Jusqu’où ira la riposte ?
Le mouvement libanais ne se retiendra pas pour autant de cibler des installations militaires israéliennes en veillant à en doser l’intensité en deçà des seuils du conflit ouvert. Le mot d’ordre de soutien à la résistance palestinienne est repris également par des organisations cataloguées de «terroristes» par les Occidentaux en Irak, en Syrie, au Yémen et assumée comme «axe de résistance» par l’Iran. Autant de groupes, ou «proxy» que la diplomatie américaine et ses alliés n’imaginent pas capables d’action sans l’aval direct des services iraniens. L’armada navale US, stationnée depuis le début du conflit en Méditerranée orientale, a dû riposter à des attaques menées par des organisations irakiennes contre certaines de ses positions dans le pays.
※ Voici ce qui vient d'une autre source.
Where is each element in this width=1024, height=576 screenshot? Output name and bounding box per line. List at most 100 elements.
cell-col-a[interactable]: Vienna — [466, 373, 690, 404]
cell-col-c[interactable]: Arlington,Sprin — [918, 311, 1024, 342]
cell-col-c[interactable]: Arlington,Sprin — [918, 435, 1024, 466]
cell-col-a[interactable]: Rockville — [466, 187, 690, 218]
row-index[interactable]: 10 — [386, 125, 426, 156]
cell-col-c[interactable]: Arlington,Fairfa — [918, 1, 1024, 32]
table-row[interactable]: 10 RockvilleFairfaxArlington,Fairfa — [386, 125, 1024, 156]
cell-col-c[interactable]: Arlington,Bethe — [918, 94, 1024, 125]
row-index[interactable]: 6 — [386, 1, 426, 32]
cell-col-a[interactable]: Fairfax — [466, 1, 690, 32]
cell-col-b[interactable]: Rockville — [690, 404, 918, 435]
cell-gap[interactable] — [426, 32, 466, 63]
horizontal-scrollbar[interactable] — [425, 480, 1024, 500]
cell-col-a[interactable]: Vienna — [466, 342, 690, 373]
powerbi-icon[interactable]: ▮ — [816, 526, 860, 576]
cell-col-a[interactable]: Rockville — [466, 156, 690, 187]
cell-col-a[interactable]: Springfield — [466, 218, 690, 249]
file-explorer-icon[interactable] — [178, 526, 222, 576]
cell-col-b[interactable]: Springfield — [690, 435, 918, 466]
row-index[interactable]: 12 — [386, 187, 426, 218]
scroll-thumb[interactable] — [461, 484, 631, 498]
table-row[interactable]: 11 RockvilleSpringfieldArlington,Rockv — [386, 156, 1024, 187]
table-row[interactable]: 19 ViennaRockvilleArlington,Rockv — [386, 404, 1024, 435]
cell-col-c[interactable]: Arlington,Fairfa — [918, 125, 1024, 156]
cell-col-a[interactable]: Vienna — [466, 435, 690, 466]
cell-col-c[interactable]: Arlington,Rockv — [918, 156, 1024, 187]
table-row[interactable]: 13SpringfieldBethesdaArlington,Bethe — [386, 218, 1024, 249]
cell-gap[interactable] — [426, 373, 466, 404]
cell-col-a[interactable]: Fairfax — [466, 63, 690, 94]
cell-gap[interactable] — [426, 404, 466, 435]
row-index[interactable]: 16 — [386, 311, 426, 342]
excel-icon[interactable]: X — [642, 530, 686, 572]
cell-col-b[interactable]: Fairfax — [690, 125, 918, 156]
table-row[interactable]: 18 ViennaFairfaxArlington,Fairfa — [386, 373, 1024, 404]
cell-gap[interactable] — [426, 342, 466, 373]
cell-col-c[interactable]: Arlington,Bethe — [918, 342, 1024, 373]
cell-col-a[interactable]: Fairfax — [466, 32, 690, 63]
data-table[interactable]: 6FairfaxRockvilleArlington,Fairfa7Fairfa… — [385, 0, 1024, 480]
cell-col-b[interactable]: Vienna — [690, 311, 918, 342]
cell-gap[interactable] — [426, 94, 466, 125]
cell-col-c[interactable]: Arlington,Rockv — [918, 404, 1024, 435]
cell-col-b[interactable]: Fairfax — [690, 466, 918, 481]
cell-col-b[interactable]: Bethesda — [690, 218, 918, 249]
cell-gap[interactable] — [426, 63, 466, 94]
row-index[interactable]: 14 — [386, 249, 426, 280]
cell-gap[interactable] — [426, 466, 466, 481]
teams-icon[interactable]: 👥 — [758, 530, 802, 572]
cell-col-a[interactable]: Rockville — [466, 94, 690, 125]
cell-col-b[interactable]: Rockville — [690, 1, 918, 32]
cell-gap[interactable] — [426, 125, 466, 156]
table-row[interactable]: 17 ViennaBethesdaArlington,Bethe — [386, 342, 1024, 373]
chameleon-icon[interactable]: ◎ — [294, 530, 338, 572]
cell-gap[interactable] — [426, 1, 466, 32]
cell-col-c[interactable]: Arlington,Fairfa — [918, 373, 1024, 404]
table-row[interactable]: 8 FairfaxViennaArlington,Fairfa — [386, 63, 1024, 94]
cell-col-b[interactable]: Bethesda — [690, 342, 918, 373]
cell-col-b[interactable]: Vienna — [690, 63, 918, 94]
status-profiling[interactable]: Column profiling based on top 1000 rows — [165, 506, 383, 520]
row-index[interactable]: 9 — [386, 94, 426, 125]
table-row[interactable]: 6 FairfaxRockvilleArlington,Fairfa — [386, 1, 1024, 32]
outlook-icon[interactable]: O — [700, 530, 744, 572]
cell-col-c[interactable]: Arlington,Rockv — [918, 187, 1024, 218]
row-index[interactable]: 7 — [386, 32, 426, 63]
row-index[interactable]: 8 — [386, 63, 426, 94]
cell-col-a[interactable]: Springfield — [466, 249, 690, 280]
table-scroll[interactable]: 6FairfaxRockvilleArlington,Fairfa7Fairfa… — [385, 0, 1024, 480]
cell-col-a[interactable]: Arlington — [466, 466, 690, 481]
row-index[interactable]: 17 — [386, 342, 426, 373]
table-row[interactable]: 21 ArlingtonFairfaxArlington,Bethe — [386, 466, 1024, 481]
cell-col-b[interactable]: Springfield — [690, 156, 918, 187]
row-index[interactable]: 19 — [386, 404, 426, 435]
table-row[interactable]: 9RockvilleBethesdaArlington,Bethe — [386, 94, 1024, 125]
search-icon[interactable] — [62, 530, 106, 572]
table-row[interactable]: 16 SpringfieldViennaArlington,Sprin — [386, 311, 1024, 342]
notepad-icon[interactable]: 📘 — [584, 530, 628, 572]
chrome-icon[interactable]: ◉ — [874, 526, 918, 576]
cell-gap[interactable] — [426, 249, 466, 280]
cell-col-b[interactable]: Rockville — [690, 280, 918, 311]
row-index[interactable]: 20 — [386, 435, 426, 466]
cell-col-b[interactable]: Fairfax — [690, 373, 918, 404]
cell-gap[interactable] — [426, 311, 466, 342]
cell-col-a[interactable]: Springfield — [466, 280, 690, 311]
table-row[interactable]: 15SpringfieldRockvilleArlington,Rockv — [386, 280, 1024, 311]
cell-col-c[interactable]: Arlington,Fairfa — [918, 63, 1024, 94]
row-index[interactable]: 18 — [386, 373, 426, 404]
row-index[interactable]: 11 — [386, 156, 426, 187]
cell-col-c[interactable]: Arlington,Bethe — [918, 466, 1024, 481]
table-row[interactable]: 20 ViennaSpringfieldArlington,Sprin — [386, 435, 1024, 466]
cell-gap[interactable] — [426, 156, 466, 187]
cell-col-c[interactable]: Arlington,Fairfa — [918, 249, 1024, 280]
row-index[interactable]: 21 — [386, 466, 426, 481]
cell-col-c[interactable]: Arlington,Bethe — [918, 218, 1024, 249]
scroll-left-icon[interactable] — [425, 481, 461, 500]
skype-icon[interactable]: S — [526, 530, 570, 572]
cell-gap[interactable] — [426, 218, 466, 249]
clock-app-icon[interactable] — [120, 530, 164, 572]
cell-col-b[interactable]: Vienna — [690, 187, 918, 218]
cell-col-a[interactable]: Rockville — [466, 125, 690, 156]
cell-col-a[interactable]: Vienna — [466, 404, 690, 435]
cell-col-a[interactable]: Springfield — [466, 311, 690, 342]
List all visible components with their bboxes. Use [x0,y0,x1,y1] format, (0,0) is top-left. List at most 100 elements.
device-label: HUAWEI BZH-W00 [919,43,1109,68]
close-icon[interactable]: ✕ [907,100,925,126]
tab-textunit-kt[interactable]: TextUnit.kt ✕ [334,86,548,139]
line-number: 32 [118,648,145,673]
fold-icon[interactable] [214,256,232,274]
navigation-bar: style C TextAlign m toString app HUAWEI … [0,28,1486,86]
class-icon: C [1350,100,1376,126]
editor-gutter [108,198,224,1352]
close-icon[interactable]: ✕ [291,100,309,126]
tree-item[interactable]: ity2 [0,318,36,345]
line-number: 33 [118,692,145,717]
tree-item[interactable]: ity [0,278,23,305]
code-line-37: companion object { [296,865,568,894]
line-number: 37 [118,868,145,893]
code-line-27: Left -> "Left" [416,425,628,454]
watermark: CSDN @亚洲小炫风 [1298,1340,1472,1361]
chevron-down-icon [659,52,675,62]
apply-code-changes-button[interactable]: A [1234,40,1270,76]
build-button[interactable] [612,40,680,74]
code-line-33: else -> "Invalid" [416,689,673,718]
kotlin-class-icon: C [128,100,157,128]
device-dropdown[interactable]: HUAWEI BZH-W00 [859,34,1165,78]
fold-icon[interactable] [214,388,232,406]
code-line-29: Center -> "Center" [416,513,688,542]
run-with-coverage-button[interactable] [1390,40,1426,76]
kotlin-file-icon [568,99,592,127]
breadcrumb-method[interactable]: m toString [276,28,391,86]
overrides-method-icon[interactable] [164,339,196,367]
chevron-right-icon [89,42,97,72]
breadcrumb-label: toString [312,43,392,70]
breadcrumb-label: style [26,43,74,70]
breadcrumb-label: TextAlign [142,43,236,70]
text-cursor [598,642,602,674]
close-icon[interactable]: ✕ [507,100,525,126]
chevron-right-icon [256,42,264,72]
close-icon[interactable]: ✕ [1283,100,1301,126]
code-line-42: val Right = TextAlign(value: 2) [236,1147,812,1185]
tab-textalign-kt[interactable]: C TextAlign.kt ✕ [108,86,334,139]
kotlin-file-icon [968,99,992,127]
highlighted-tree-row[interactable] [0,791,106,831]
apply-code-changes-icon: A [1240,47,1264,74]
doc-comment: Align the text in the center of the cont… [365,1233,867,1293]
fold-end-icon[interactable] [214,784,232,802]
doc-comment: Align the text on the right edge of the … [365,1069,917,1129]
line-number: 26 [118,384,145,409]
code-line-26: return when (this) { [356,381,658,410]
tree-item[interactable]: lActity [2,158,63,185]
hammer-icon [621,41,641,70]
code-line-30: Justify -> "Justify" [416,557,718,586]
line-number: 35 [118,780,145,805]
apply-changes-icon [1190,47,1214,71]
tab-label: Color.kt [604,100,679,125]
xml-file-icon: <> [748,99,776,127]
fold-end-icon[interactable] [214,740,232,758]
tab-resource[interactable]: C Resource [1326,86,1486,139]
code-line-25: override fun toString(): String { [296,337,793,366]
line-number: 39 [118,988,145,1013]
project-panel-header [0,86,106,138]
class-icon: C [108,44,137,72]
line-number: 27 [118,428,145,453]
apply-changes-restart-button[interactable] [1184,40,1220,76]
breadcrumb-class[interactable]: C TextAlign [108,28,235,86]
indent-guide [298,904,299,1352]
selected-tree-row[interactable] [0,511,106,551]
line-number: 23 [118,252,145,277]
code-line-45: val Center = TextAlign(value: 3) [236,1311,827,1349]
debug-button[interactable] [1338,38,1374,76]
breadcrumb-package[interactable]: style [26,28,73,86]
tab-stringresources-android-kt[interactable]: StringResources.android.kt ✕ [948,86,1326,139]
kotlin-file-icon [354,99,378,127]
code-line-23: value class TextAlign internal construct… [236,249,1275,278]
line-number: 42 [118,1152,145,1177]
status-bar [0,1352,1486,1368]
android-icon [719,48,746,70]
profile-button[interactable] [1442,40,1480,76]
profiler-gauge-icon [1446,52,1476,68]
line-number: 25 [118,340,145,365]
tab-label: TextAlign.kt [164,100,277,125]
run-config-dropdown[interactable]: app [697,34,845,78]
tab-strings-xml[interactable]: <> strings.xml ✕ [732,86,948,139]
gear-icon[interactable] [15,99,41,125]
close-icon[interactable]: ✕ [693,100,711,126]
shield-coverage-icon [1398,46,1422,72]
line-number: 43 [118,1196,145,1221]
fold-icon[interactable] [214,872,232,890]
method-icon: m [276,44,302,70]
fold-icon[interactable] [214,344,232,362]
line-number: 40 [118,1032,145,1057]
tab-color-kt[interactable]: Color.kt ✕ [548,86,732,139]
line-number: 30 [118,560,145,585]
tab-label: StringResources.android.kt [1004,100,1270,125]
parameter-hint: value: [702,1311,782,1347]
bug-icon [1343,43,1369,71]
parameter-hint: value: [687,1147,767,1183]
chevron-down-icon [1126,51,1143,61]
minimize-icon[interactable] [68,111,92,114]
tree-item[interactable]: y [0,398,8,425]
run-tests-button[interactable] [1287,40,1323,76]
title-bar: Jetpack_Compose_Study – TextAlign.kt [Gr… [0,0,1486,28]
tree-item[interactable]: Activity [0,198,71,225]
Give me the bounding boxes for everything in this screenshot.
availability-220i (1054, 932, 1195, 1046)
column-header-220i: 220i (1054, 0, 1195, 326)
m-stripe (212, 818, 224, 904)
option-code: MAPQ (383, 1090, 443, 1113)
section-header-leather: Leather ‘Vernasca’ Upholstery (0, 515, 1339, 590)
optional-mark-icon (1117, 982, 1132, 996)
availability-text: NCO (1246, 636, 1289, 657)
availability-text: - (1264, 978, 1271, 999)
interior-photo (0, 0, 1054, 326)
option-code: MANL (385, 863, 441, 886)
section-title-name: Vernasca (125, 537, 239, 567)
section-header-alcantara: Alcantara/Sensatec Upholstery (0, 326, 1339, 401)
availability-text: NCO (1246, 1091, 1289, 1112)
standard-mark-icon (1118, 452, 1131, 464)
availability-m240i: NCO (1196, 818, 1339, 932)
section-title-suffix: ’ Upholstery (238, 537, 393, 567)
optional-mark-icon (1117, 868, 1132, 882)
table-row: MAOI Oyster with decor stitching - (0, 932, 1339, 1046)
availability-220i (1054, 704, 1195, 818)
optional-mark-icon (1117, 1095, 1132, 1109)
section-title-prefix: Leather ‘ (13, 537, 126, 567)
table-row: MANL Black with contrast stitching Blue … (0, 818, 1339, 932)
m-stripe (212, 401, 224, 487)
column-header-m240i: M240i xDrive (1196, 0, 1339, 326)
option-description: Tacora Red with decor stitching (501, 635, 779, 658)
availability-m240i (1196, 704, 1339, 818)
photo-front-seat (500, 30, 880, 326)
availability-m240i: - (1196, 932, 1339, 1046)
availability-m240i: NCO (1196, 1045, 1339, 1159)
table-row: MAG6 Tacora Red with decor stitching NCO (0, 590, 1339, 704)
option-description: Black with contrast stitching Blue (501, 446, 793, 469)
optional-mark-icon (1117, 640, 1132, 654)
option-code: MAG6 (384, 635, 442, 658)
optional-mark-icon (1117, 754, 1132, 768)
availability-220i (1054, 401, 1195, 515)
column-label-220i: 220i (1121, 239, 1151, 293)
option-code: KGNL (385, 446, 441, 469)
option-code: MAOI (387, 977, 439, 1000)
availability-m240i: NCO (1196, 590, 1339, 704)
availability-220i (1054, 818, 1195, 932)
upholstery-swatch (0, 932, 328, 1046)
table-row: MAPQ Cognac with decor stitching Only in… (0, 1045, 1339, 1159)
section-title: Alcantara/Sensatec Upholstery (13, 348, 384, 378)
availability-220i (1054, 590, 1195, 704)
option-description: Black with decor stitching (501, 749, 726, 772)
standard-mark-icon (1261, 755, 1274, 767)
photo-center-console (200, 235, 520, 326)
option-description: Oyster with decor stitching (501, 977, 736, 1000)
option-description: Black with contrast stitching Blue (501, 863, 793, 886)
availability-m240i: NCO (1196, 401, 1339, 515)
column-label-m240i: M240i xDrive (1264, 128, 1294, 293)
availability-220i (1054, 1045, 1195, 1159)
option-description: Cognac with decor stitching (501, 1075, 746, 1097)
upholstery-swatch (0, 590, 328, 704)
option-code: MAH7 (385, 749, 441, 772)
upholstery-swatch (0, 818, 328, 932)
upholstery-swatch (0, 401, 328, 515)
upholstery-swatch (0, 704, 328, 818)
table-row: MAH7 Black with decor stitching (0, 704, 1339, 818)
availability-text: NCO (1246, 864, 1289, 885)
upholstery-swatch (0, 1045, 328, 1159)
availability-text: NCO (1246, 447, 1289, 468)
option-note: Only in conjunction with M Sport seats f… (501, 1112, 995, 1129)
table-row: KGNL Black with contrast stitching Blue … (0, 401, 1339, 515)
L’implication du Mouvement houthi depuis janvier, à travers des actions d’interception dirigée contre le trafic naval au passage stratégique de Bab El Mandeb, est la forme la plus spectaculaire de l’appui militaire déclaré à la résistance palestinienne ; Américains et Britanniques ont dû renouer avec la formule des ripostes conjointes pour contenir les assauts du mouvement yéménite.
La tension s’emballe avec l’assassinat par Israël, le 1er avril dernier, d’un général, commandant d’une unité d’élite des Gardiens de la révolution, au cœur de la capitale syrienne. Piqué à vif, le régime iranien, déjà mis à mal dans son incapacité à incarner cette dimension de puissance que lui confère un lourd investissement sur des organisations extraterritoriales, riposte le 13 avril par une pluie de drones et de missiles sur Israël, certes spectaculaire, mais qui ne fait que des dégâts minimes. L’épisode se clôt par une autre réplique, le 19 avril, de Tel-Aviv qui, à son tour, ne fait pas de dégâts notables, accréditant l’idée que les deux parties, sous supervision de l’administration américaine, se sont résolues tacitement à ne pas laisser dégénérer la situation.
L’assassinat de M. Haniyeh hier, dans une résidence censément hyper sécurisée et au cœur d’une capitale théoriquement en alerte, est pour beaucoup d’observateurs une humiliation infligée aux autorités iraniennes, déjà très mal à l’aise depuis la mort, dans un crash d’hélicoptère, de l’ancien Président et de son ministre des Affaires étrangères en mai dernier. Des failles dans le système de défense et de graves vulnérabilités sont évoquées.
Téhéran, dont la réputation de puissance est sévèrement écornée, menace de lourdes et vives représailles. La déflagration régionale, hantise de nombreux acteurs aux Moyen-Orient, n’a jamais été aussi plausible.